Australia's iron ore output has risen dramatically over the years from a mere 80 million tons about ten years ago to the current 500 million tons as the country is one of the leading suppliers to China. Then, China slowed down as its economic growth fell from 10.4% in 2010 to 7.8% in 2012, causing a fall in demand and now, BHP, with its head office in Melbourne, is predicting "flattening" iron-ore demand from the country, which is consistent with what is seen within China's metals industry.
However, BHP is confident that in the long-term, five years, the company will be able to meet its targets as iron-ore growth would hit single-digit numbers. Rio is also future positive and is continuing with its plan to increase its output by 70 million tons each year until 2015 when it will be 360 million tons. The two companies are pinning their hopes on the increasing urbanization in China which increases the demand for steel.
Meanwhile, according to recent estimates, Rio and BHP could raise $10 billion and $25 billion respectively by selling their assets. This is going to fund the ambitious expansion plans and restructure debt.
Rio is planning to sell its 57% stake in Ivanhoe Australia, a copper and gold producer which is estimated to be worth around $157 million, which has dropped in value by nearly 90% from $1.49 billion in the beginning of 2011. Along with this, its 58% stake in Mongolian coal miner SouthGobi and 59% stake in Iron Ore Company of Canada could be also up for grabs. Some of its massive Australian coal, copper and gold projects are also being sold. Besides these, other gold, copper coal and uranium operations in Indonesia, Mozambique and Namibia and the U.S borate business could also be sold.
On other hand, BHP Billiton sold Pinto copper mine of Arizona for $650 million to Capstone Mining, which is significantly above the mid-point of its estimated value of $386 million.

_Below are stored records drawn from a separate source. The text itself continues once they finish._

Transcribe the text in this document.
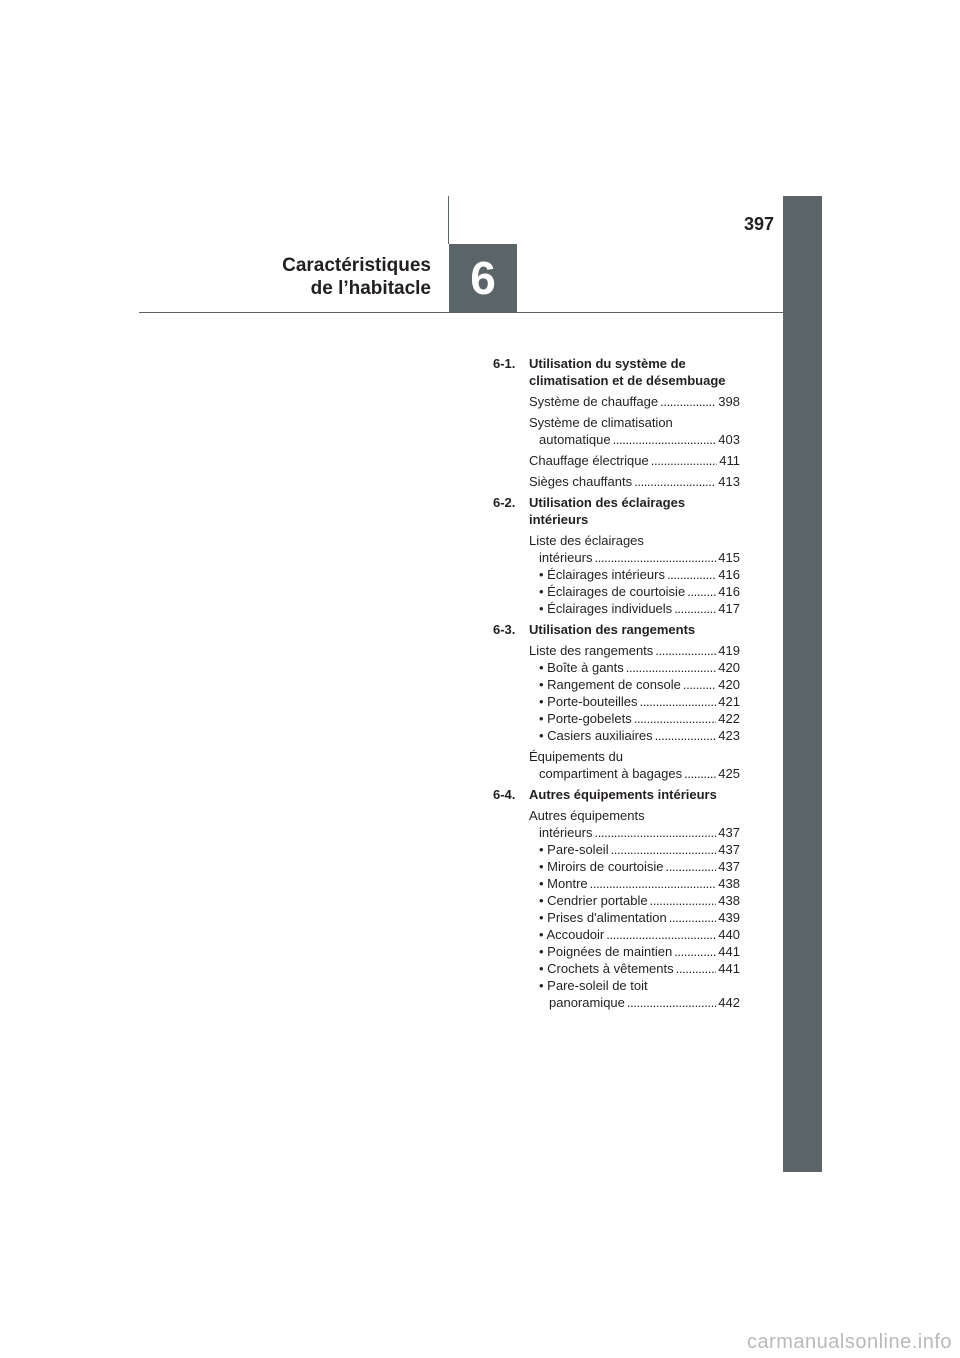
397
Caractéristiques
de l’habitacle 6
6-1.	Utilisation du système de climatisation et de désembuage
Système de chauffage . . .	398
Système de climatisation
automatique . . .	403
Chauffage électrique . . .	411
Sièges chauffants . . .	413
6-2.	Utilisation des éclairages intérieurs
Liste des éclairages
intérieurs . . .	415
• Éclairages intérieurs . . .	416
• Éclairages de courtoisie . . .	416
• Éclairages individuels . . .	417
6-3.	Utilisation des rangements
Liste des rangements . . .	419
• Boîte à gants . . .	420
• Rangement de console . . .	420
• Porte-bouteilles . . .	421
• Porte-gobelets . . .	422
• Casiers auxiliaires . . .	423
Équipements du
compartiment à bagages . . .	425
6-4.	Autres équipements intérieurs
Autres équipements
intérieurs . . .	437
• Pare-soleil . . .	437
• Miroirs de courtoisie . . .	437
• Montre . . .	438
• Cendrier portable . . .	438
• Prises d'alimentation . . .	439
• Accoudoir . . .	440
• Poignées de maintien . . .	441
• Crochets à vêtements . . .	441
• Pare-soleil de toit
panoramique . . .	442
carmanualsonline.info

BHP also sold its shares for $1.6 billion in Western Australia's LNG project to PetroChina and diamond marketing operations for $500 million to Harry Winston. Besides these, a number of other assets from the nickel, thermal coal and aluminum mines in Australian and Brazilian to the oil fields in Pakistan could be sold in the near future.
It is clear that the coming years for Rio Tinto and BHP will witness sales of dozens of assets. It is also well known that Rio's former CEO Tom Albanese made some poorly timed acquisitions which caused more than $14 billion in write-downs. Similarly, BHP's former chief Marius Kloppers also stepped down earlier in February due to the debt concerns explained above. BHP is also implementing a management overhaul as three of the company's leading executives are being replaced. The company is in desperate need for change and it seems like the new CEO Andrew Mackenzie understands this perfectly.
Patience is required here, these firms have a lot of problems that need to be cleaned up before the market will reward them with higher prices. At this point, however, these stocks will have rallies sold and dips bought in longer-term consolidation trading while management cleans up the balance sheets.